1. Hawkish stance
A hawkish stance prioritises controlling inflation through interest rates hike. High interest rates make borrowing less attractive, reducing the amount of money in circulation. As a result, consumers purchase less and avoid taking loans. This decreased demand for goods and services leads to price stabilization, preventing inflation. Additionally, higher interest rates can strengthen the country’s currency.
2. Accommodative stance
An accommodative stance is adopted when economic growth is slowing. The goal is to boost spending by increasing the money supply in line with national income and demand for money, also known as “easy monetary policy.” The central bank lowers interest rates to make borrowing cheaper, encouraging more spending by consumers and businesses. This policy helps stimulate the economy during slowdowns by reducing the cost of borrowing through decreased short-term interest rates.
3. Neutral stance
A neutral stance maintains economic stability without stimulating or restraining growth. In this stance, policy rates are neither increased nor decreased, as economic conditions are balanced. The aim is to sustain a stable economic environment without influencing growth through changes in taxation or government spending.

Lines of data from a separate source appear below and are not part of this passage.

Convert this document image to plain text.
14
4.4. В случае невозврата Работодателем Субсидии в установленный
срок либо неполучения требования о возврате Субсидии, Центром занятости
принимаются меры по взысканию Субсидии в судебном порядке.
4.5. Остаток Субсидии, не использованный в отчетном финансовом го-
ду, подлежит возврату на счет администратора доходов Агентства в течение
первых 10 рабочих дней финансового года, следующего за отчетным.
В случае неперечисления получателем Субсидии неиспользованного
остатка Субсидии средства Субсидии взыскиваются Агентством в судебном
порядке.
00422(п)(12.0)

4. Calibrated tightening stance
Calibrated tightening means during the current rate cycle, a cut in the repo rate is not being considered in near future. But the rate hike will happen in a calibrated manner. This means the central bank may not go for a rate increase in every policy meeting, but the overall policy stance is tilted towards a rate hike. This can happen outside the policy meetings as well if the situation warrants.
5. Dovish stance
Dovish stance is taken when the economy is not growing, and the central bank wants to guard against deflation and there is a need to stimulate the economy. Dovish stance involves low-interest rates. Low interest rates attract consumers to take credit from banks and other sources. However, in the context of Indian economy, RBI is rarely seen taking this stance as India is a strong emerging economy where the risk of deflation is near zero. This stance is generally seen in advanced economies like Japan where the growth rates have stagnated for a considerable period.